Elle pousse un soupir et je me fige en voyant ses deux mains s’approcher de mon visage. De ses pouces, Albane essuie le dessous de mes yeux en me lançant un fin sourire.

- Vos enfants ne veulent pas voir leur papa pleurer, même si c’est humain. Je vous ferais bien une blague merdique histoire de vous redonner le sourire, mais je n’en ai pas en stock. Allons les retrouver.

- Dommage… Je suis sûr que les blagues d’éducs aux dépens de ces pauvres résidents peuvent être très drôles.

Je ne peux m’empêcher de lui sourire. Je dois avouer que je ne lui fais toujours pas confiance totalement.
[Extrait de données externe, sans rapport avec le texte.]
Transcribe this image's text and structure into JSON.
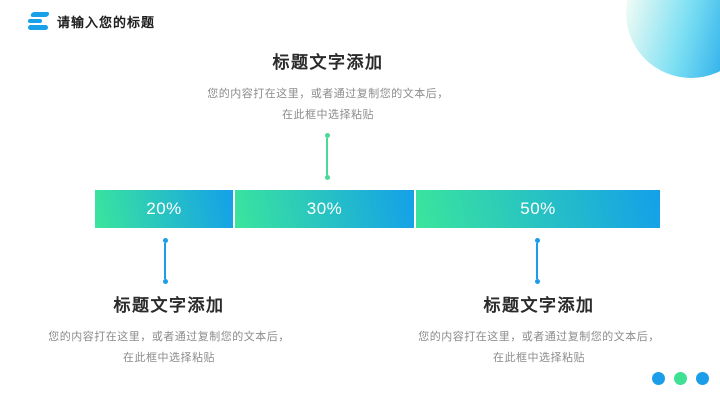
{
  "slide": {
    "background": "#ffffff"
  },
  "header": {
    "title": "请输入您的标题",
    "logo_icon": "menu-bars-icon",
    "accent_color": "#18a0e8"
  },
  "sections": {
    "top": {
      "title": "标题文字添加",
      "body_line1": "您的内容打在这里，或者通过复制您的文本后，",
      "body_line2": "在此框中选择粘贴"
    },
    "bottom_left": {
      "title": "标题文字添加",
      "body_line1": "您的内容打在这里，或者通过复制您的文本后，",
      "body_line2": "在此框中选择粘贴"
    },
    "bottom_right": {
      "title": "标题文字添加",
      "body_line1": "您的内容打在这里，或者通过复制您的文本后，",
      "body_line2": "在此框中选择粘贴"
    }
  },
  "bar": {
    "segments": [
      {
        "label": "20%",
        "value": 20
      },
      {
        "label": "30%",
        "value": 30
      },
      {
        "label": "50%",
        "value": 50
      }
    ],
    "gradient_green": "#3be59c",
    "gradient_blue": "#14a0e9"
  },
  "connectors": {
    "top_color": "#4cd996",
    "bottom_color": "#1b9de9"
  },
  "decor": {
    "corner_circle_colors": [
      "#f3fcf5",
      "#7ee0f3",
      "#149fe8"
    ],
    "footer_dots": [
      "#1b9de9",
      "#3fe093",
      "#1b9de9"
    ]
  }
}
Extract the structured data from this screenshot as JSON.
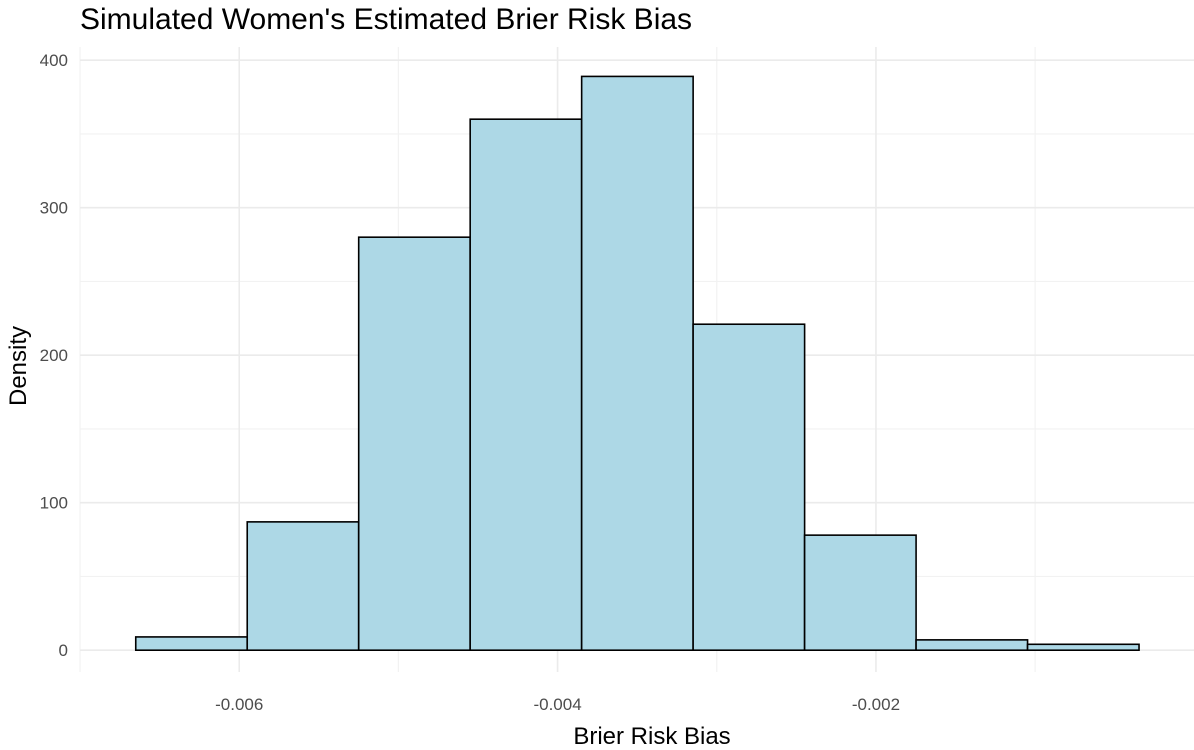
{
  "chart_data": {
    "type": "bar",
    "title": "Simulated Women's Estimated Brier Risk Bias",
    "xlabel": "Brier Risk Bias",
    "ylabel": "Density",
    "bins": [
      {
        "start": -0.00665,
        "end": -0.0059497,
        "value": 9
      },
      {
        "start": -0.0059497,
        "end": -0.0052494,
        "value": 87
      },
      {
        "start": -0.0052494,
        "end": -0.0045491,
        "value": 280
      },
      {
        "start": -0.0045491,
        "end": -0.0038488,
        "value": 360
      },
      {
        "start": -0.0038488,
        "end": -0.0031485,
        "value": 389
      },
      {
        "start": -0.0031485,
        "end": -0.0024482,
        "value": 221
      },
      {
        "start": -0.0024482,
        "end": -0.0017479,
        "value": 78
      },
      {
        "start": -0.0017479,
        "end": -0.0010476,
        "value": 7
      },
      {
        "start": -0.0010476,
        "end": -0.0003473,
        "value": 4
      }
    ],
    "x_ticks": [
      -0.006,
      -0.004,
      -0.002
    ],
    "x_tick_labels": [
      "-0.006",
      "-0.004",
      "-0.002"
    ],
    "x_minor_ticks": [
      -0.007,
      -0.005,
      -0.003,
      -0.001
    ],
    "y_ticks": [
      0,
      100,
      200,
      300,
      400
    ],
    "y_tick_labels": [
      "0",
      "100",
      "200",
      "300",
      "400"
    ],
    "y_minor_ticks": [
      50,
      150,
      250,
      350
    ],
    "xlim": [
      -0.0070002,
      -2.02e-06
    ],
    "ylim": [
      -14.78,
      408.94
    ],
    "grid": true,
    "legend": "none",
    "bar_fill": "#add8e6",
    "bar_outline": "#000000"
  }
}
Que j’ai toujours cette petite voix en moi qui me souffle de ne pas céder aux bons sentiments. Mais il faut admettre que là, j’avais besoin de quelqu’un et qu’elle était là pour moi. Elle ne m’a pas jugé. Elle ne m’a pas critiqué. Elle aurait pu me traiter d’irresponsable de ne pas savoir où étaient mes enfants. Mais non. Elle a su trouver les mots et les gestes pour me réconforter. J’aurais même presque eu envie de prolonger ce moment, ce contact qui m’a fait tant de bien. Mais je suis réellement toujours inquiet pour mes enfants.

Je me remets debout et lui tends la main dans un geste que je veux symbole si ce n’est de paix, au moins de trêve envers elle.

- Je ne sais pas si je peux vous faire confiance, Albane. Je ne sais pas si je peux encore faire confiance à quelqu’un. Je ne vous promets rien. Sauf d’essayer de ne pas vous gueuler dessus dès que je vous vois. Je ne peux pas aller plus loin… Le reste est au-dessus de mes forces.

- Ça viendra, Monsieur Perret, dit-elle en serrant ma main dans la sienne et en la gardant emprisonnée. Vous vous rendrez compte que je serai toujours derrière vous, et pas pour vous fliquer, mais simplement pour vous permettre de vous appuyer sur moi quand ce sera nécessaire. Et je serai là aussi pour vous aider à vous relever quand vous en aurez besoin, même si j’espère ne pas avoir besoin de le faire. Il n’y a rien de plus important pour moi que ce que je fais ici, et je n’abandonne jamais, sachez-le.